Yesterday, Today, & Tomorrow

Pipestone Flyer

When we are young, we have a lot more tomorrows than yesterdays and as we age that reverses and, eventually, we find ourselves with a lot more yesterdays than tomorrows. But the one constant is today. Today is the day we learn to take our first steps, tomorrow is the day when we will run. Today is the day we speak for the first time, tomorrow is when we will write a book. Today we enter school for the first time, tomorrow we will graduate. Today is the first day of work, tomorrow is when we retire.

We use the experiences of yesterday to make our ‘todays’ a little easier with the hope of making our tomorrows better. Ancient cultures knew the value that elders contributed to society, for they knew that was where the wealth of yesterday resided.
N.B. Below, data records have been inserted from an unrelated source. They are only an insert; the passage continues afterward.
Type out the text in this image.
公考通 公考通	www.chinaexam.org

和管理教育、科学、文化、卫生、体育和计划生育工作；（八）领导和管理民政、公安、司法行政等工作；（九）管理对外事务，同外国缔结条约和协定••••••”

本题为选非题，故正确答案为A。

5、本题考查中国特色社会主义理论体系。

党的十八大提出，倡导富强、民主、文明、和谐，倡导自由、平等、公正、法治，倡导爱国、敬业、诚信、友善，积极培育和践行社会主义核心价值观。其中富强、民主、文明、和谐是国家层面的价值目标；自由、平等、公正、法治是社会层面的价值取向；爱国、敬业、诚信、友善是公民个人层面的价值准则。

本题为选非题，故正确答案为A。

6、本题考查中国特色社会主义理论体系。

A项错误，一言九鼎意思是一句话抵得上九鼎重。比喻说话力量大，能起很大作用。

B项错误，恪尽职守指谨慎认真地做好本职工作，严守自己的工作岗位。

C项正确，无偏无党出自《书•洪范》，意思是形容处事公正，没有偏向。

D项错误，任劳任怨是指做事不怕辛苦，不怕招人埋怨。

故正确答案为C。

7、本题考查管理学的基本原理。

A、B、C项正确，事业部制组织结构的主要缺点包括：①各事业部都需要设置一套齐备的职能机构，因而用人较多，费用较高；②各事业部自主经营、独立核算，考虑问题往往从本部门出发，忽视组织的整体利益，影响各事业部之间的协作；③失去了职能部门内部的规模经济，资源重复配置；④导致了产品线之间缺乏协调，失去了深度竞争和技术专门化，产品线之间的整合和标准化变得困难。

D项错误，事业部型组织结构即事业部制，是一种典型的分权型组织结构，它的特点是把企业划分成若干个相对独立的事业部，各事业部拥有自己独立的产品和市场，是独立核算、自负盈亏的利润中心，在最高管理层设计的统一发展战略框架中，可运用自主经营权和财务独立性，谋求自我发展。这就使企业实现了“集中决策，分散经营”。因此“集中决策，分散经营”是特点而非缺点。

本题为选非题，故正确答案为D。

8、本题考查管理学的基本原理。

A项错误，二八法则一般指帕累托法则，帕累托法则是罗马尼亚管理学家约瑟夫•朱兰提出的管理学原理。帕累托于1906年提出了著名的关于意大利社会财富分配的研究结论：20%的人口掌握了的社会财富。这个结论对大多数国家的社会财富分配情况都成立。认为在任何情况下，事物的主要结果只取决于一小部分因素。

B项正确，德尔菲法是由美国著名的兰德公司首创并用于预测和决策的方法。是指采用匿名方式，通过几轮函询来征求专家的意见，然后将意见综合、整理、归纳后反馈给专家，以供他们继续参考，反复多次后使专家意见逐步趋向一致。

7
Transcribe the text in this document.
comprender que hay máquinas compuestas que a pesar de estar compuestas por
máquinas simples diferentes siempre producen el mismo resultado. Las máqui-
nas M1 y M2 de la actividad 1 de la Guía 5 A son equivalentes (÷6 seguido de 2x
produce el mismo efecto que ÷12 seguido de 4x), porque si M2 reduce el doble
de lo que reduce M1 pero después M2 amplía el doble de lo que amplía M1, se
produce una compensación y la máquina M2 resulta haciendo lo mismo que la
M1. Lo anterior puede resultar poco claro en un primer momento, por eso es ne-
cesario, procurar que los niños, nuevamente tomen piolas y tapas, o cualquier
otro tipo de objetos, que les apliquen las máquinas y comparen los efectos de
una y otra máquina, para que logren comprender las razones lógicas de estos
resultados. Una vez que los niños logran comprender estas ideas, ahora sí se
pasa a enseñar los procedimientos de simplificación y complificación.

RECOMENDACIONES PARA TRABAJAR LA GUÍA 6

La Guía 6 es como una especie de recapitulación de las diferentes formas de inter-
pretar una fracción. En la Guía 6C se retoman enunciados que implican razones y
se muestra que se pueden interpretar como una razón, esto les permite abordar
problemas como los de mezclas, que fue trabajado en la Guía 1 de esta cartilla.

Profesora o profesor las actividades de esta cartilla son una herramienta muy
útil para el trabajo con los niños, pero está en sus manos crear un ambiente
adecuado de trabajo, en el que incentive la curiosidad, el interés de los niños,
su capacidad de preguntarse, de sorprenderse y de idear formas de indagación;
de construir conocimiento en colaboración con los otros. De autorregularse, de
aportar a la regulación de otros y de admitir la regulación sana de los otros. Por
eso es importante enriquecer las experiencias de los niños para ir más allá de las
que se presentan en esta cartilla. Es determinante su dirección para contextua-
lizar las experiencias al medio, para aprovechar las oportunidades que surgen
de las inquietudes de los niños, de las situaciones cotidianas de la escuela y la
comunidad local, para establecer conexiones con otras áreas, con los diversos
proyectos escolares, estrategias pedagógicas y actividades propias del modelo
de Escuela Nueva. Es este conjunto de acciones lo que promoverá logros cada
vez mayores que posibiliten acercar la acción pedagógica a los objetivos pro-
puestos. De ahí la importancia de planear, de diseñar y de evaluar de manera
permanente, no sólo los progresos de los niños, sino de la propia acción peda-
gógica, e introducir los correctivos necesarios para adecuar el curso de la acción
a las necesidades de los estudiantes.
The trouble with yesterdays is that sometimes they can restrict what we do today and thus affect our tomorrows. As a young teacher, and later as a new school administrator, we were often told, “We don’t do that here.” When asked why, many times the reply was, “well, we did it once and it didn’t work out.” In every case the school had stopped growing because it based its actions totally on the experiences of their yesterdays and didn’t use their todays to improve for tomorrow.

The trick is to use the experiences from our yesterdays to improve our todays to improve our tomorrows and not get stuck in repeating our yesterdays. Many school divisions have adapted policies that see their principals transferred every three to five years. This is to insure that the principals do not get into a rut and to provide them with new tomorrows where they can flourish. Larger school divisions often do the same thing with teachers.

The trick in life is to learn from our yesterdays and not dwell on the past, which we can no longer affect. To use that knowledge today in hopes that knowledge will make our tomorrows better.

I began writing this article a couple of days ago and then Nathan Cirillo, a young solider, was murdered in Ottawa on Wednesday. Some individuals began to decry the fact that the person responsible died. My reaction was different. I was content that his tomorrows had ended. He didn’t have a tomorrow to plead his case before the courts, or a tomorrow where the media would report a trial, or a tomorrow to spend in a prison. I became more concerned about a little boy’s tomorrows without his dad.

Wednesday, our innocence, as a nation, was altered for all time and today I know that Canada will use the knowledge from yesterday to protect our tomorrows while maintaining our freedoms.